The ECO should consider the following factors in assessing whether strong ties exist:
- the length of the original residence in the UK;
- the time the applicant has been outside the UK;
- the reason for the delay beyond the 2 years - was it through their own wish or no fault of their own (for example, having to care for a sick or elderly relative)?;
- the reasons for leaving the UK and for now wishing to return;
- the nature of the family ties in the UK;
- how close are they and to what extent have they been maintained during the absence?;
- do they have a home in the UK and, if admitted, would they remain and live there?
The longer a person has remained outside the UK (over 2 years), the more difficult it will be for them to qualify for admission under this provision. The longer the previous residence in the UK, the stronger the case for consideration, provided that there had not been a break in residence which extended over a number of years.
Other more specific circumstances which would support an application are:
- travel and service overseas with a particular employer before return to the UK with the employer;
- service abroad for the UK Government, or as a dependant of a member of H M Forces or as an employee of a quasi-governmental body, a British company or a United Nations organisation;
- employment abroad in the public service of a friendly country by a person who could not reasonably be expected to settle in that country permanently;
- a prolonged period of study abroad by a person who wishes to rejoin the family in UK on completion of studies;
- prolonged medical treatment abroad of a kind not available in the UK.
SET9.6 Exception to the two year rule for holders of certain United Kingdom passports
There are exceptions to the 2 year rule for certain returning residents who are holders of UK passports as follows:
i) Under paragraph 16 of the Rules if any of the following produce a UK passport issued in the UK and Islands or the Irish Republic before 1 January 1973, they should be admitted freely (unless the passport has been endorsed to show that they were subject to immigration control).
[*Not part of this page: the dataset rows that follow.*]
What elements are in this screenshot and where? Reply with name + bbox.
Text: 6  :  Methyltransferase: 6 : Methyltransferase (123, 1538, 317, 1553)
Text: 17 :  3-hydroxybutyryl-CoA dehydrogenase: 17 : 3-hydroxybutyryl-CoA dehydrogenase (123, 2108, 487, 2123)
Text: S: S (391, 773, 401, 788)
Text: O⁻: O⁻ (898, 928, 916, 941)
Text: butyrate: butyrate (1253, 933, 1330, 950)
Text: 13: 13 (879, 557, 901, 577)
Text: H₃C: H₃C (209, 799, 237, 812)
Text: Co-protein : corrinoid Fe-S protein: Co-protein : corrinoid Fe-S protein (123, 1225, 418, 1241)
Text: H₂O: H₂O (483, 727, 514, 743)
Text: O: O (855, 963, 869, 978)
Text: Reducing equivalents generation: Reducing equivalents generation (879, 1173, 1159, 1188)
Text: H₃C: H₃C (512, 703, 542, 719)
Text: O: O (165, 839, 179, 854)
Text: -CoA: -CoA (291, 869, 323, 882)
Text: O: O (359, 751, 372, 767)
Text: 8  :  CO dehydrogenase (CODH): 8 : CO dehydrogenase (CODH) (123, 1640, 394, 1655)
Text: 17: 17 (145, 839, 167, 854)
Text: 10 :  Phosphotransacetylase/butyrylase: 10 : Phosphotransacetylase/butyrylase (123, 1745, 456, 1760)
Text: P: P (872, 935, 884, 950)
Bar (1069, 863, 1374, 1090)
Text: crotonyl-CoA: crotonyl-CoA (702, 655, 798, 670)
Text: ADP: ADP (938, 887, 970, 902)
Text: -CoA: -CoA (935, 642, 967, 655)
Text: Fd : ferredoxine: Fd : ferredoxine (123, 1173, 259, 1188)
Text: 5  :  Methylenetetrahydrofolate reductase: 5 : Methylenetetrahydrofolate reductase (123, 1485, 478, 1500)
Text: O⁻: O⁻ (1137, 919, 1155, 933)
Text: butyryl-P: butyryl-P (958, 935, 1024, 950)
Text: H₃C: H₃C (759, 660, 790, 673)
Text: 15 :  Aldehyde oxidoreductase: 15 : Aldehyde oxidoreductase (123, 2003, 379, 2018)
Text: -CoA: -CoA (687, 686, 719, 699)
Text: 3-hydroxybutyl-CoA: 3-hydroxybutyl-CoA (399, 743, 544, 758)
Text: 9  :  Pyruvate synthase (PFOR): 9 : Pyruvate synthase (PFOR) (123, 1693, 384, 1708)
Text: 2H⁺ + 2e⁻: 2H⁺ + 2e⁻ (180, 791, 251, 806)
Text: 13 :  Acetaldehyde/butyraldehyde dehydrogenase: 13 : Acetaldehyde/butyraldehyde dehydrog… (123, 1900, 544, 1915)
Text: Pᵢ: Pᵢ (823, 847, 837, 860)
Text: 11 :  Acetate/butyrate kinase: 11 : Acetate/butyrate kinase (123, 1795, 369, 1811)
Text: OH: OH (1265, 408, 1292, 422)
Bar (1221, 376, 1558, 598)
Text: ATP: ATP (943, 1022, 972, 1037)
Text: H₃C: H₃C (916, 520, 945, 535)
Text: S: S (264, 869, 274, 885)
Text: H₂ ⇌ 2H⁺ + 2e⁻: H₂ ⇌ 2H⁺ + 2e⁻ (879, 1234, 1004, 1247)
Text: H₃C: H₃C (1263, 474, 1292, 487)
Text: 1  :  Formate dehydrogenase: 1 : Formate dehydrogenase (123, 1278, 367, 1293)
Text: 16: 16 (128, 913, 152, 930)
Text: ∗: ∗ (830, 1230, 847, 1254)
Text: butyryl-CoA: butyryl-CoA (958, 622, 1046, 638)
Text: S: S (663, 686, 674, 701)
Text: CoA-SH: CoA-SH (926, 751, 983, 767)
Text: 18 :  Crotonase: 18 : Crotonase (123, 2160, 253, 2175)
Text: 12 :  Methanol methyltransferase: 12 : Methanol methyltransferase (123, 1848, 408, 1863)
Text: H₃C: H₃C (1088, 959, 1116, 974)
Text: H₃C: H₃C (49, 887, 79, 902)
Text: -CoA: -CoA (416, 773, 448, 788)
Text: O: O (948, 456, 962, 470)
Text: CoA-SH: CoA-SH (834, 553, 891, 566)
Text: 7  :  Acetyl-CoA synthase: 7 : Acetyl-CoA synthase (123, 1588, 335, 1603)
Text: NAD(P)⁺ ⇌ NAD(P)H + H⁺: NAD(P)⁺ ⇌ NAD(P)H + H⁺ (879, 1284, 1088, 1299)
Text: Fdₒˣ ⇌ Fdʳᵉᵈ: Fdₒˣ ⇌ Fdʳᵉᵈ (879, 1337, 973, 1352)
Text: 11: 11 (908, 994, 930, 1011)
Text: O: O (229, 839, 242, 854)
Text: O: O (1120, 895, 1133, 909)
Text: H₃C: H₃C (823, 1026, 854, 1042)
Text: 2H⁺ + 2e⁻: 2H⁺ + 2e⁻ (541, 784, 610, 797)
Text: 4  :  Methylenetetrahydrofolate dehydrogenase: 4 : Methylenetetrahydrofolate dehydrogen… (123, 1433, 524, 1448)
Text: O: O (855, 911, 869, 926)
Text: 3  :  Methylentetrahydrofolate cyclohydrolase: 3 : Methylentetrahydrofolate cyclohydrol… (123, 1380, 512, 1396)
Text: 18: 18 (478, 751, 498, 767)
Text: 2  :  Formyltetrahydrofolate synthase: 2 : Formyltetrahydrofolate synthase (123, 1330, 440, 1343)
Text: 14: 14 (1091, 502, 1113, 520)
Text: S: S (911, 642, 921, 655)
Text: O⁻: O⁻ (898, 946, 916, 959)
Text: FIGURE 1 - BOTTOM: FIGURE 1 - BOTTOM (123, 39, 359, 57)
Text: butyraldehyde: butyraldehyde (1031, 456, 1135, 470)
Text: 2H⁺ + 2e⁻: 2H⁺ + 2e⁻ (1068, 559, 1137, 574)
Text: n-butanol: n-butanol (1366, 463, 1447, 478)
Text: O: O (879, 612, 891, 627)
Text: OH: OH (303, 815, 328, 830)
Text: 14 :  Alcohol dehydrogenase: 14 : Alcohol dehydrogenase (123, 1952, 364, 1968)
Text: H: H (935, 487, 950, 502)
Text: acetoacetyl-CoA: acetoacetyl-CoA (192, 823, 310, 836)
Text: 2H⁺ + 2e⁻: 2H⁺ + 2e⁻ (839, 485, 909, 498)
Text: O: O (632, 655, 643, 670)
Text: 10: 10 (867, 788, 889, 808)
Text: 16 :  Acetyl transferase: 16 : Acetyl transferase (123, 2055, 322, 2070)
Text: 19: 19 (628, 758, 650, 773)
- a British Dependent Territories Citizen (BDTC);
- a British National (Overseas) (BN(0));
- a British Overseas Citizen (BOC);
- a British Protected Person (BPP);
a British Subject (BS) by virtue of section 30(a) of the British Nationality Act 1981(who, immediately before 1 January 1983 would have been a British Subject not possessing citizenship of the UK and Colonies or the citizenship of any other Commonwealth country or territory).
ii) Under paragraph 17 of the Rules, British Overseas Citizens (BOC) who hold UK passports wherever issued are also entitled to admission at any time as returning residents if they can satisfy the Immigration Officer that, since 1 March 1968, they have been given indefinite leave to enter or remain in the UK.
Those who benefit from (i) or (ii) above will normally have "Holder is entitled to re-admission to the United Kingdom" endorsed in their passport.
Those in (i) or (ii) who have a stamp showing indefinite leave to enter (ILE) or indefinite leave to remain (ILR) in their passports are entitled to readmission as returning residents at any time.
Persons described in (i) who produce a UK passport issued outside the Common Travel Area, or issued within the Common Travel Area on or after 1 January 1973, are subject to the normal 2 year rule unless their passports bear the 'RIGHT OF READMISSION' endorsement.
SET9.7 Acquisition of settled status as a result of a defective endorsement in a passport
Applicants who entered the UK before 1 August 1988 may have obtained 'returning resident' entry clearance, due to a defective endorsement in their passports.
The UK Border Agency will issue a letter to the individual concerned as confirmation of settled status. If an applicant is unable to produce such a letter, the application should be deferred to the UK Border Agency for a check of previous papers.
SET9.8 What about Holders of Home Office travel documents?
If the holder of a Home Office travel document is issued with a national passport, this invalidates the Home Office document. Nevertheless, the holder may qualify for entry as a returning resident.